Sorrily the application didn’t want to cleanup the system, it was just a kind of evaluation, for full power… please insert coin.
:-/
I tried to access the files as shown in the scan, but wasn’t able to even find the folders where they should be. Seems, they hide themselves very well. Anyway, I had a special, bootable cd for cleanups like this, it’s called desinfec´t (a project from the german computer magazine “c´t”), Therein are three virusscanner free to use: Bitdefender, Kaspersky AntiVirus and Avira Antivir.
Good moment to give it a try.

Although there is a grafical desktop there is just the need to doubleclick the programm icon which starts a menubased script in a terminal. I used the wizard to scan relevant files and found them:

~ition/7.5/Quarantine/0D840000/4FC621EC.VBN INFECTED Trojan-Spy.Win32.Zbot.ahwn
~STA/Users/user/Pictures/Setup_364s1.exe INFECTED Trojan.Win32.FraudPack.atdy
/media/sda1-VISTA/Users/user/Pictures/Setup_364s1.exe INFECTED

Reviewing the scanner logs I found an error with the Avira Antivir, it was not running. Doing a quick search in the magazines forum of the desinfec´t I found a solution (copying the avguard to the upper folder).
Next step was running the scan with placing the malware in a quarantine directory. You may ask “why not deleting directly ?”. Simple answer: I like to collect them to analyze them later.
Okay, the cleaning up ran through and after a reboot the Windows came up with “new features”. There were ducuments on the desktop ! The explorer came up, so the task manager did !
Ah, and also the Windows update wanted to install 17 updates, and later the service pack 2 and some more things.

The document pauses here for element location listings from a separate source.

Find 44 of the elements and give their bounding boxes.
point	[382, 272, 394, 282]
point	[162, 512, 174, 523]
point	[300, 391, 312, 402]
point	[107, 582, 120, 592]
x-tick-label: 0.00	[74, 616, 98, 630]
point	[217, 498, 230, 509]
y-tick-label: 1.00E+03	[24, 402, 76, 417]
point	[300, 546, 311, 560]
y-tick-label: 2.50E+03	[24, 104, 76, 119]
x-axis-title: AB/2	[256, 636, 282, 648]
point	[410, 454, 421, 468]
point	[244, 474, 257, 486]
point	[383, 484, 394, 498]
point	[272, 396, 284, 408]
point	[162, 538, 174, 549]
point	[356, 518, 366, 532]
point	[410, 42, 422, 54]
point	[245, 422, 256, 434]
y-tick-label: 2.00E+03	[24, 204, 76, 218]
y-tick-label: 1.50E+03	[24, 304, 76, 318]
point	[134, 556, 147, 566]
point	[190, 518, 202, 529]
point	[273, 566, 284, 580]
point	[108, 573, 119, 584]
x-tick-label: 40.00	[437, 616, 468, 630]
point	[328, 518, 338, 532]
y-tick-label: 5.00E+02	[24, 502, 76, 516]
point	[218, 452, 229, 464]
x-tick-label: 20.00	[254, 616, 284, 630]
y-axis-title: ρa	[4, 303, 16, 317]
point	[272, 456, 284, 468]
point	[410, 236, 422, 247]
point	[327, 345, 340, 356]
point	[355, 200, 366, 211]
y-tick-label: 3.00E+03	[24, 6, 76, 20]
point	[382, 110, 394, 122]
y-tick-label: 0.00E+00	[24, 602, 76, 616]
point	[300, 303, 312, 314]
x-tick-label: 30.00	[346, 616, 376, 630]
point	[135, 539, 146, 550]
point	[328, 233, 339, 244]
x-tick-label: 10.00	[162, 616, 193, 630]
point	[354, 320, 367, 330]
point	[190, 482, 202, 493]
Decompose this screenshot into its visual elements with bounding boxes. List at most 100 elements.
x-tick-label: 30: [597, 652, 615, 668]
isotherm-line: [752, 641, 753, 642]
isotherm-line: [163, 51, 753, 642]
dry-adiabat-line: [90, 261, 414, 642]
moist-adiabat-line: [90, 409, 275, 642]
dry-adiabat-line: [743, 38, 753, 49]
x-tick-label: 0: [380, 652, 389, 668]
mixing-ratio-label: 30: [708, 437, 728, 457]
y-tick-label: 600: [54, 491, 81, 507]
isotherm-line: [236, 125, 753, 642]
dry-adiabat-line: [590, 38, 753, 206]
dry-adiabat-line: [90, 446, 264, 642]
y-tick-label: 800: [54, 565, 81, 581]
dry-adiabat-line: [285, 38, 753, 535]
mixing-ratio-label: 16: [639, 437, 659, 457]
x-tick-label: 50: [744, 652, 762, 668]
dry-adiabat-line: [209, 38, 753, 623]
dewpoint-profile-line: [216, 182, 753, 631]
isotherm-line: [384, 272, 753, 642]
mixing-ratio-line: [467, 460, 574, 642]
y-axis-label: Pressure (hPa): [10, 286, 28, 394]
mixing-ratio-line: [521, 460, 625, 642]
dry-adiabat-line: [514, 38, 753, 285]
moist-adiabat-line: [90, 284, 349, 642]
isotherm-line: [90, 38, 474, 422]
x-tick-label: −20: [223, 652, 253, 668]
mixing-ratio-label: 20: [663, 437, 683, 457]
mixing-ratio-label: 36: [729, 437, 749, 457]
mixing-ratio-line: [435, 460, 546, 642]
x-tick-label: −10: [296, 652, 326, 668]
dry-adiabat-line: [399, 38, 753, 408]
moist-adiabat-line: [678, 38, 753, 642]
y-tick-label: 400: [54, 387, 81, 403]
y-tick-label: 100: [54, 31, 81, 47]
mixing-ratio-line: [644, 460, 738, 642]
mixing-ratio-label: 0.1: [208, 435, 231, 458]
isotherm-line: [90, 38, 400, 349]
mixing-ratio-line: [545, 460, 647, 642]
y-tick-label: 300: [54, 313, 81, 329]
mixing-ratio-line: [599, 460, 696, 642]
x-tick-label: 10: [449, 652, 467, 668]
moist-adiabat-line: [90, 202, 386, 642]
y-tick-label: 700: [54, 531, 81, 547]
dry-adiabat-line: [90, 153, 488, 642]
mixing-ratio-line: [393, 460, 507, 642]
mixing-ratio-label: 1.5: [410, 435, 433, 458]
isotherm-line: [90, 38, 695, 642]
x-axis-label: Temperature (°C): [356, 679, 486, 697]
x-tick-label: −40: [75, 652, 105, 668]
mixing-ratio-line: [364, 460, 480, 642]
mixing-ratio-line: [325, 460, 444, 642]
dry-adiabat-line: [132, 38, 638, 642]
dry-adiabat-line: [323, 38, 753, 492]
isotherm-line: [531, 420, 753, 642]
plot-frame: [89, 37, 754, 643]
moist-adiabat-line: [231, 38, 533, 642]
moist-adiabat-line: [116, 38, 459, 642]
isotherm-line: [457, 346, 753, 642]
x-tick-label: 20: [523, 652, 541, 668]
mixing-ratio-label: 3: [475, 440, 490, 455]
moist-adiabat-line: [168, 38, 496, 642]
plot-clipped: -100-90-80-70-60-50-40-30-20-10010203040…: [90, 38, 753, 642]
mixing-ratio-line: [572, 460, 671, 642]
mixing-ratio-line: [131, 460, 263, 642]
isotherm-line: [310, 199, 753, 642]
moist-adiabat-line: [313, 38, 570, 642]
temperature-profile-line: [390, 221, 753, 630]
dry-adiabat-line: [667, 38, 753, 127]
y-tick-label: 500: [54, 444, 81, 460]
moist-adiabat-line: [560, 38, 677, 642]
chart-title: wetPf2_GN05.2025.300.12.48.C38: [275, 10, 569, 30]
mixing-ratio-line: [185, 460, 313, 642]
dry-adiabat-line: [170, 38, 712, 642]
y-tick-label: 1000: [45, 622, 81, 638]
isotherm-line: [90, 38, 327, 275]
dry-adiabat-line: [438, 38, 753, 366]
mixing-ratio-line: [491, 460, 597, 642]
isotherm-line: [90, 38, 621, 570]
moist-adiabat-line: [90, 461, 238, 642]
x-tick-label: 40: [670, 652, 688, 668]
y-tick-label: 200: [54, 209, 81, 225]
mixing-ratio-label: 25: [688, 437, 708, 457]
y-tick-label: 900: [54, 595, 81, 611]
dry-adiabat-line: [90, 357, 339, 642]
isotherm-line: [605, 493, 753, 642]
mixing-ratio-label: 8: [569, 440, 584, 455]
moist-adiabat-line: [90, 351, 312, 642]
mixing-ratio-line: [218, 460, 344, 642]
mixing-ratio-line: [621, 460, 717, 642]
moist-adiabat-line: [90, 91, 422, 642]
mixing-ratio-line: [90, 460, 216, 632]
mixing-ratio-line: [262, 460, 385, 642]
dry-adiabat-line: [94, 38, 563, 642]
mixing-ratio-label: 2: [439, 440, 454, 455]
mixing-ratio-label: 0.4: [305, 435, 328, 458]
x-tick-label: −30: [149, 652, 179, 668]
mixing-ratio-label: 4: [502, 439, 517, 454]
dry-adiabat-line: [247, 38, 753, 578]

Not to mention the new Java version or the installed Symantec endpoint protection.
I installed clamwin as free virusscanner and after a reboot I let it scan the whole disc, also the Symantec tool.

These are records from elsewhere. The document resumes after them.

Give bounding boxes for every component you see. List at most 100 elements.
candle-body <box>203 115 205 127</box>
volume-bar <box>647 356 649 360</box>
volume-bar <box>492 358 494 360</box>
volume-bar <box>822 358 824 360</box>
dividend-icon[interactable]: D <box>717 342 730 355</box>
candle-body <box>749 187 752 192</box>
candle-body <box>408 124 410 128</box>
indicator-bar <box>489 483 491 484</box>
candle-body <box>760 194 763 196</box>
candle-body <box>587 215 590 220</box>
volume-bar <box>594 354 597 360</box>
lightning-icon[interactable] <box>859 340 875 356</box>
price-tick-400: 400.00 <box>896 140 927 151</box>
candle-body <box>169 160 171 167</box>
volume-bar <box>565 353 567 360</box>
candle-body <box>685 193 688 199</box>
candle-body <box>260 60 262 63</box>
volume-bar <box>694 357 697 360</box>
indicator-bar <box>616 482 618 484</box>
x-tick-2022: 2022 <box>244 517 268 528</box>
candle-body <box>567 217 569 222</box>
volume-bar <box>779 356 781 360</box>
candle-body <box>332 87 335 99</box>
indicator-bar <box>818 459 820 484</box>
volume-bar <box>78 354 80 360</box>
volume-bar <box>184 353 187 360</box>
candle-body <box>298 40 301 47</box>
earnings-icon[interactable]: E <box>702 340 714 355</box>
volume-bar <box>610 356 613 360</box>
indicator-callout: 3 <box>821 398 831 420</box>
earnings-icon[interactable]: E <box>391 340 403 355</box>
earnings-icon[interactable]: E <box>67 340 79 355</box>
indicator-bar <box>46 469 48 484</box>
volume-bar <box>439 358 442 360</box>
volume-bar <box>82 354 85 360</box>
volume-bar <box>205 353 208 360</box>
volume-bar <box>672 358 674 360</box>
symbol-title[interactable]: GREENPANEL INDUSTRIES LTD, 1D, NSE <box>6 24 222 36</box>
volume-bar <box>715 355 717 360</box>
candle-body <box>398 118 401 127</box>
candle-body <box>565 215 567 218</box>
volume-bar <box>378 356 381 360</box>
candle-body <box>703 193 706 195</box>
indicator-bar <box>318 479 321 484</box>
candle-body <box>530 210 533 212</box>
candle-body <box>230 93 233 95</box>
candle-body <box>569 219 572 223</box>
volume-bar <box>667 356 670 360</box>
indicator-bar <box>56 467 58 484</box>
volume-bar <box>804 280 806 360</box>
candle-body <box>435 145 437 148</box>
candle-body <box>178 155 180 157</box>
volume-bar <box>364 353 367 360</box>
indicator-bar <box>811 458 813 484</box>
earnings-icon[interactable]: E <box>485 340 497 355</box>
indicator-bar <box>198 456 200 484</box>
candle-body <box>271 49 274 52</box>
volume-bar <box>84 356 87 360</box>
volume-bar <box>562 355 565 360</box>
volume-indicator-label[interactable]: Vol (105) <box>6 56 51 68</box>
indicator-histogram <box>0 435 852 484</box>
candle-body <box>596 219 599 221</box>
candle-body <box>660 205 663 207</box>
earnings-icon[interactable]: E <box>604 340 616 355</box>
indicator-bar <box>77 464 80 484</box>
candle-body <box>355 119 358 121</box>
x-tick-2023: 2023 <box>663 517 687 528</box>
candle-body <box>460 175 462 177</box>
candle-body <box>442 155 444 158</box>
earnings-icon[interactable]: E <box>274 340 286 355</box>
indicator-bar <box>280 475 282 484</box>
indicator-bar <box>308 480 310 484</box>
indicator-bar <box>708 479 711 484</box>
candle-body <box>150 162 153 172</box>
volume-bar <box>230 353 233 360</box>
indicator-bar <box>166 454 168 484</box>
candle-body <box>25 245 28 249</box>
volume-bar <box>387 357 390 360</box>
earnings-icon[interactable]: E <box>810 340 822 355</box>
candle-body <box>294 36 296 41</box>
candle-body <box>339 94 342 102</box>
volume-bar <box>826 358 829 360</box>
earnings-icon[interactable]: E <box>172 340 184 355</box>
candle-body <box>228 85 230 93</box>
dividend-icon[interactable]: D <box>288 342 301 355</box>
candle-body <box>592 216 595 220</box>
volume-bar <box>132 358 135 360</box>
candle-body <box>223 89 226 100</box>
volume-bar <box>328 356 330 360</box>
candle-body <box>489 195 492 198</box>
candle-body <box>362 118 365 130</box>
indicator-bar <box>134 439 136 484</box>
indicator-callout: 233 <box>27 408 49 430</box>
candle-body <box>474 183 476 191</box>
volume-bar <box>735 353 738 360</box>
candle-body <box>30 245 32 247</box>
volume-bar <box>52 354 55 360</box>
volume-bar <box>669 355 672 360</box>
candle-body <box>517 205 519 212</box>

Both didn’t find any threats.
Cool.

Of course, there is always the risk that important windows system files are infected and windows cannot boot after the cleanup. This didn’t give me headaches for two reasons.

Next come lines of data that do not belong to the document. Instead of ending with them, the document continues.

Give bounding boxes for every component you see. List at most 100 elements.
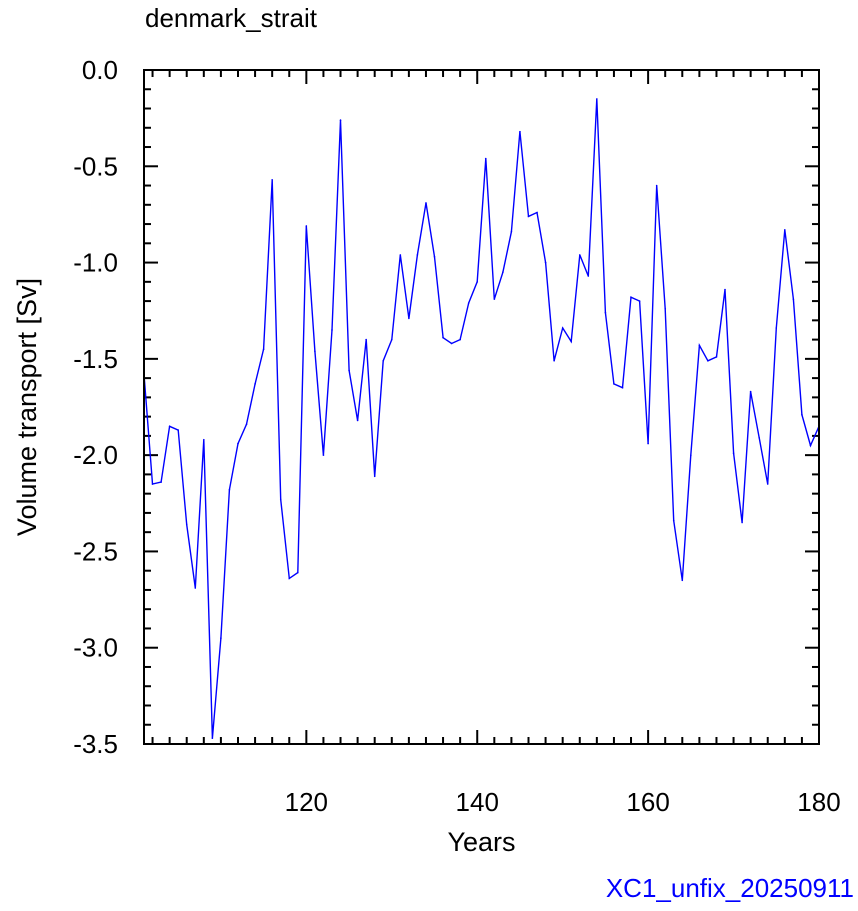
- data-point: [373, 475, 376, 478]
- data-point: [160, 481, 162, 483]
- chart-title: denmark_strait: [145, 3, 317, 33]
- data-point: [203, 438, 205, 441]
- data-point: [621, 386, 624, 389]
- data-point: [732, 452, 735, 455]
- data-point: [801, 413, 803, 416]
- y-tick-label: -0.5: [73, 151, 118, 181]
- data-point: [578, 254, 581, 256]
- y-tick-label: -3.0: [73, 633, 118, 663]
- axis-ticks: [144, 69, 820, 745]
- data-point: [527, 215, 530, 218]
- data-point: [211, 737, 214, 740]
- data-point: [664, 307, 667, 310]
- y-tick-label: -2.0: [73, 440, 118, 470]
- data-point: [288, 577, 291, 580]
- data-point: [382, 359, 385, 362]
- data-point: [365, 338, 367, 341]
- y-tick-label: -1.0: [73, 248, 118, 278]
- data-point: [356, 419, 359, 422]
- data-point: [399, 254, 402, 256]
- data-point: [587, 275, 590, 277]
- x-axis-label: Years: [447, 827, 515, 857]
- data-point: [442, 336, 444, 339]
- data-point: [262, 348, 265, 351]
- data-point: [809, 444, 812, 447]
- data-point: [314, 350, 316, 352]
- data-point: [459, 338, 461, 341]
- data-point: [502, 271, 504, 274]
- y-tick-label: 0.0: [82, 55, 118, 85]
- data-point: [168, 425, 171, 428]
- data-point: [467, 302, 470, 304]
- data-point: [698, 344, 701, 347]
- data-point: [647, 442, 649, 445]
- data-point: [784, 229, 786, 231]
- data-point: [766, 483, 769, 485]
- tick-labels: 120 140 160 180 0.0 -0.5 -1.0 -1.5 -2.0 -2.5 -3.0 -…: [73, 55, 841, 817]
- data-point: [536, 211, 538, 214]
- x-tick-label: 160: [626, 787, 669, 817]
- data-point: [484, 157, 487, 160]
- data-point: [613, 383, 615, 385]
- data-point: [493, 298, 496, 300]
- data-point: [433, 255, 436, 258]
- run-id-label: XC1_unfix_20250911: [605, 873, 854, 903]
- data-point: [630, 296, 632, 299]
- data-point: [758, 437, 760, 439]
- plot-frame: [143, 69, 820, 745]
- data-point: [416, 254, 419, 256]
- x-tick-label: 120: [285, 787, 328, 817]
- y-tick-label: -3.5: [73, 729, 118, 759]
- data-point: [322, 454, 325, 456]
- data-point: [741, 521, 743, 524]
- x-tick-label: 180: [797, 787, 840, 817]
- data-point: [408, 317, 410, 320]
- data-point: [177, 429, 179, 431]
- data-point: [596, 98, 598, 100]
- data-point: [638, 300, 641, 302]
- data-point: [254, 383, 256, 385]
- data-point: [715, 356, 718, 358]
- data-point: [228, 489, 231, 491]
- data-point: [296, 571, 299, 574]
- data-point: [331, 329, 333, 331]
- data-point: [553, 359, 555, 362]
- data-point: [476, 281, 479, 283]
- data-point: [425, 202, 427, 204]
- data-point: [237, 442, 239, 445]
- data-point: [707, 359, 709, 362]
- data-point: [655, 184, 658, 187]
- data-point: [245, 423, 248, 426]
- data-point: [561, 327, 564, 329]
- data-point: [544, 261, 547, 264]
- series-line: [143, 98, 820, 739]
- data-point: [271, 178, 273, 181]
- data-point: [305, 225, 308, 227]
- data-point: [681, 579, 684, 582]
- data-point: [792, 298, 795, 300]
- y-axis-label: Volume transport [Sv]: [12, 278, 42, 536]
- data-point: [279, 498, 282, 501]
- data-point: [604, 311, 607, 314]
- data-point: [151, 483, 154, 485]
- data-point: [194, 587, 197, 589]
- data-point: [775, 327, 778, 329]
- data-point: [220, 637, 222, 639]
- x-tick-label: 140: [456, 787, 499, 817]
- y-tick-label: -2.5: [73, 536, 118, 566]
- series-group: [143, 98, 820, 740]
- data-point: [185, 523, 188, 526]
- data-point: [690, 454, 692, 456]
- data-point: [672, 519, 675, 522]
- data-point: [570, 340, 573, 343]
- data-point: [339, 119, 342, 121]
- data-point: [724, 288, 726, 291]
- y-tick-label: -1.5: [73, 344, 118, 374]
- data-point: [450, 342, 453, 345]
- data-point: [510, 230, 513, 233]
- data-point: [519, 130, 521, 133]
- data-point: [390, 338, 393, 341]
- data-point: [348, 369, 350, 372]
- data-point: [749, 390, 752, 393]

First, I did a backup of the user data before cleaning up (carefully with it, there were infected files within).
Second, there was a recovery partition of 30 GB to restore to factory defaults which didn’t seem to be infected (I ran scan on it also).
So after some hours of work (and let the laptop work) the system seems to be clean.
Oh, did I mention that I also install firefox and recommended it to the owner ?
Let’s see, if/when she comes back with new (or old ?) problems.